First of all is its pipeline. Late-stage pipeline has really improved. They are launching a lot of new therapies in cancer, arthritis, and then also they have a big cholesterol therapy that could be a multi-billion-dollar drug launching this year.
A couple of other things, I think, are going to be boosting growth as well. They have a new manufacturing technology that's only 30% of the operating cost of their older technology for manufacturing. That's something that I think is going to also benefit the bottom line over the long run.
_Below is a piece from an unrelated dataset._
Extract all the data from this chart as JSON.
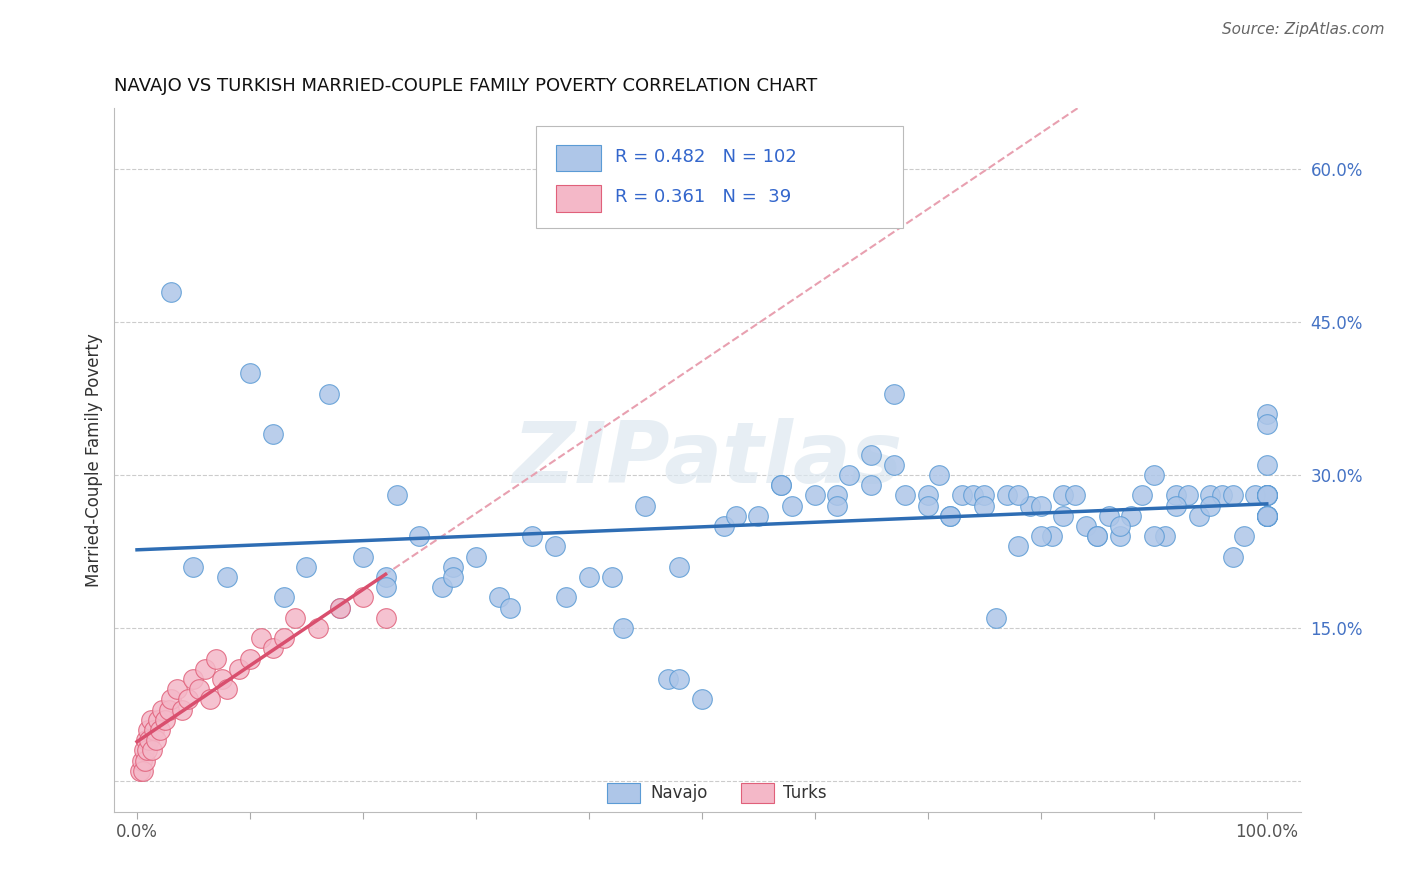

I also think that they can apply those manufacturing skills to their own biosimilar pipeline. So, they are going to be making generic versions of biologic therapies that other firms are currently making branded versions of. This is something where I think Amgen has a really unique position as someone who has a reputation with biologics but also could have a cost advantage in actually producing these biosimilar products as well.
So, altogether, we think they could see 10% earnings growth over the next five years, and it's one of our favorite moat stories right now in biotech.